Increasing user requirements have resulted in a rapid increase in demand for processing power and data management capabilities. Changing physical models are generating significantly larger flows of data from the computer to the storage and visualisation systems.
Moore’s law on the rate of technological advancement in microprocessors is no longer yielding increases in processor frequency, but increases in the number of cores per processor.
The power of individual processors remains essentially constant; currently, the only way to increase a computer’s processing power is to scale the number of processors.
Clearly, developing future generations of supercomputers calls for disruptive technologies, in particular in the area of electric power consumption management. To this end, the CEA decided to adopt a pro-active co-design methodology for future computers, alongside Atos/Bull, with which the CEA has built up a partnership over more than a decade.
The agreement between CEA and Atos/Bull to develop an exascale supercomputer by 2020 sets out the R&D objectives that must be achieved in order to address major challenges in areas such as energy performance, operating reliability and mass interconnection.
All of the objectives in terms of prerequisites for building a pre-exascale industrial demonstrator have now been achieved.
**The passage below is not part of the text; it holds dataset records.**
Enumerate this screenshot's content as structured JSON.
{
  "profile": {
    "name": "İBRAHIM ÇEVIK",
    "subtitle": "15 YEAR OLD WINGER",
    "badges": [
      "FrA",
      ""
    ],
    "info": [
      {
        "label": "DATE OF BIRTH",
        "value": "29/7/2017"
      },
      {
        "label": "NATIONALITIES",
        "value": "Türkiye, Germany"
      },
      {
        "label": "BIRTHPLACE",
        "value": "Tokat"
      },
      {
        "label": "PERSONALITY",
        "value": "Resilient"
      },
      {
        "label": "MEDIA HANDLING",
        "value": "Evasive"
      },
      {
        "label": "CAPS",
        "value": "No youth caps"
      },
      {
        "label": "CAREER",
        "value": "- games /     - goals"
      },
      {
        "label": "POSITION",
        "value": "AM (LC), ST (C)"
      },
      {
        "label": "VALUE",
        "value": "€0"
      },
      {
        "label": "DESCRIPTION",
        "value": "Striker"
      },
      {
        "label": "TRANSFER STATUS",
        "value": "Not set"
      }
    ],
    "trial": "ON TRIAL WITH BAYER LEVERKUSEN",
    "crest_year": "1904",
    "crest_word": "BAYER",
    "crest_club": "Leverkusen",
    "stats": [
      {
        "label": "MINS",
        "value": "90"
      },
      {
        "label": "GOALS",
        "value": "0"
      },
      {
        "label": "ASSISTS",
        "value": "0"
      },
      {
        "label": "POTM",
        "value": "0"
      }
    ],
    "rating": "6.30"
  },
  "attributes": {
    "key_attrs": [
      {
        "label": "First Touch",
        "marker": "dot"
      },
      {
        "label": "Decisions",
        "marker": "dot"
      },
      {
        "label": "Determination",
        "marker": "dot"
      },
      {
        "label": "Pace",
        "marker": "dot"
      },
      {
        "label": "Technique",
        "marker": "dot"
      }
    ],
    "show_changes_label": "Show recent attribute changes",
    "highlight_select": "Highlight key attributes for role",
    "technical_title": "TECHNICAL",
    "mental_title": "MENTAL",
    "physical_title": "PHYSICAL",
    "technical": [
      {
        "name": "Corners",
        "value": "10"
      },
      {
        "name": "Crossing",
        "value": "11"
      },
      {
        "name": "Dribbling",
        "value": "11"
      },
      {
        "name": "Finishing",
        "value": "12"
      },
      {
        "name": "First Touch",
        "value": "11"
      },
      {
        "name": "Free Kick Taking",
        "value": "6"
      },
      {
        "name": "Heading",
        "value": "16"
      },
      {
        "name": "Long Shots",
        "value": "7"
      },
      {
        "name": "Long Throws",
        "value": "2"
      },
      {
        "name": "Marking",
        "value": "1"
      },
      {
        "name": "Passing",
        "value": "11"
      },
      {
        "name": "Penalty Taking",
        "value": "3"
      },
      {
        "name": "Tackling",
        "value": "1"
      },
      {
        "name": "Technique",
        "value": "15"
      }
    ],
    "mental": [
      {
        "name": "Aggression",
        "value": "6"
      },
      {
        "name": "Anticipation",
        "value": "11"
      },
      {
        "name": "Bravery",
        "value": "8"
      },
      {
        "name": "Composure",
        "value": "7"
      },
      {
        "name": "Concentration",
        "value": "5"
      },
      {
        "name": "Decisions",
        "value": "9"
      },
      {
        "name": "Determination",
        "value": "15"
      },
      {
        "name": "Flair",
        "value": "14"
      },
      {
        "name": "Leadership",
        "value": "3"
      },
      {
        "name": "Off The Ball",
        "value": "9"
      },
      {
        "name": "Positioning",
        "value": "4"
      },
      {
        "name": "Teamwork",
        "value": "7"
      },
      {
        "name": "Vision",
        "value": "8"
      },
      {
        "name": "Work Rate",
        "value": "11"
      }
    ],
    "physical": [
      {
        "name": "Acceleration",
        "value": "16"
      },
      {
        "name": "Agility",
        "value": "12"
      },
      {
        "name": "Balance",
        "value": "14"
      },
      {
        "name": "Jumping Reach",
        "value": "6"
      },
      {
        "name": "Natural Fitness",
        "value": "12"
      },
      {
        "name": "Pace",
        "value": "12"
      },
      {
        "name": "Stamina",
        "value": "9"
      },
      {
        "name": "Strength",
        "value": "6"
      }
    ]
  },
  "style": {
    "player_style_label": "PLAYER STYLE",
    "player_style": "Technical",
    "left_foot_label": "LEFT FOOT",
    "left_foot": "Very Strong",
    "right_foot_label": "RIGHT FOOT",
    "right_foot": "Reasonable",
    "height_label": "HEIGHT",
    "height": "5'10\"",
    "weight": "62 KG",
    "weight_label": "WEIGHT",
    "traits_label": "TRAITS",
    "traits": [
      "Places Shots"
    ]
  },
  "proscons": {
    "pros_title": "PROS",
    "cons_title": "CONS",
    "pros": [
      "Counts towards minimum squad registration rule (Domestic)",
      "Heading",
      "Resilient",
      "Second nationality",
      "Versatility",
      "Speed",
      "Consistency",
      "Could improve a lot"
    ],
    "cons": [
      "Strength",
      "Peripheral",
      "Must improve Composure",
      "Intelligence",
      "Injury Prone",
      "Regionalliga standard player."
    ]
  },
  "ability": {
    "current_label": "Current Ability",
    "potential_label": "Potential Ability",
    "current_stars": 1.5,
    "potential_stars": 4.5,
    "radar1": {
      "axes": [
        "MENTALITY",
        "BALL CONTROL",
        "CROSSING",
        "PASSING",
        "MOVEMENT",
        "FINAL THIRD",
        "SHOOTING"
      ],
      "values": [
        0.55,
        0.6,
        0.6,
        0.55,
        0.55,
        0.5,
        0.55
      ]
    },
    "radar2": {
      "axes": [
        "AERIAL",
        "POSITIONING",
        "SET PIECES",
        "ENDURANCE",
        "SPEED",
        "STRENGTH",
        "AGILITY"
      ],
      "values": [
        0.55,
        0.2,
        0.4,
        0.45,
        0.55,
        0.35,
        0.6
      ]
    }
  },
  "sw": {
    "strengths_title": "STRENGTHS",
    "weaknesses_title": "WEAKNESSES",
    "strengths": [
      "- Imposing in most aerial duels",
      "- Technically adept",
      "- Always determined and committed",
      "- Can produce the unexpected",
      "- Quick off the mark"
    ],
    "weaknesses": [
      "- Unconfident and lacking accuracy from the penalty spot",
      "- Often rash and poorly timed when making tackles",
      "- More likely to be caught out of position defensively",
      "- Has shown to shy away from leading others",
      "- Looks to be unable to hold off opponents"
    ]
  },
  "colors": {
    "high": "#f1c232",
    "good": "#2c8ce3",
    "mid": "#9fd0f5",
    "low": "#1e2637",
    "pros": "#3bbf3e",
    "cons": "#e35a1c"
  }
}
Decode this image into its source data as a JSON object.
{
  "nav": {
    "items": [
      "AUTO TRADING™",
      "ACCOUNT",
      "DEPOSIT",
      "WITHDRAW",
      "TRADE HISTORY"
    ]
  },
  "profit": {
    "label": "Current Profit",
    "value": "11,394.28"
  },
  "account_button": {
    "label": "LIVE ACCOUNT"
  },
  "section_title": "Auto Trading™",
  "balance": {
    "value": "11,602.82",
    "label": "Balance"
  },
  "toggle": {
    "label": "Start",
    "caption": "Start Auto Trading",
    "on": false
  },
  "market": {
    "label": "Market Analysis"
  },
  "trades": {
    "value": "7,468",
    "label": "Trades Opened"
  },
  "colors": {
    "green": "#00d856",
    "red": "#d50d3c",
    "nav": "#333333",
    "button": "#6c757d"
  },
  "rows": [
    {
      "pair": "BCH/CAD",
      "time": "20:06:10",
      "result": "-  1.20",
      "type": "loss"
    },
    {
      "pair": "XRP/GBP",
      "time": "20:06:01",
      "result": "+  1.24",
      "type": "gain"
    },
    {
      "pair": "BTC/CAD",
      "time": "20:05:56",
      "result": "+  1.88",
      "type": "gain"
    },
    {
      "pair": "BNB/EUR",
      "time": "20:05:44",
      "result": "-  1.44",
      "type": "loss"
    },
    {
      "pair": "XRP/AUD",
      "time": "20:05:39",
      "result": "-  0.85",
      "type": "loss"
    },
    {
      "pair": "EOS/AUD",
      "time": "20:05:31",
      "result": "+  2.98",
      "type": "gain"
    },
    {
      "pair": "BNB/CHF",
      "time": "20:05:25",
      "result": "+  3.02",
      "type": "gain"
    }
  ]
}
The initial-phase version of Tera1000 installed in late 2015 not only demonstrated a theoretical processing power double that of Tera100, but also reduced its electric power consumption by a factor of five.
The second phase, scheduled for 2017, will yield an operational Tera1000 supercomputer with processing power of 25 Pflops and electric power consumption unchanged from Tera100, representing a 20-fold gain in energy efficiency.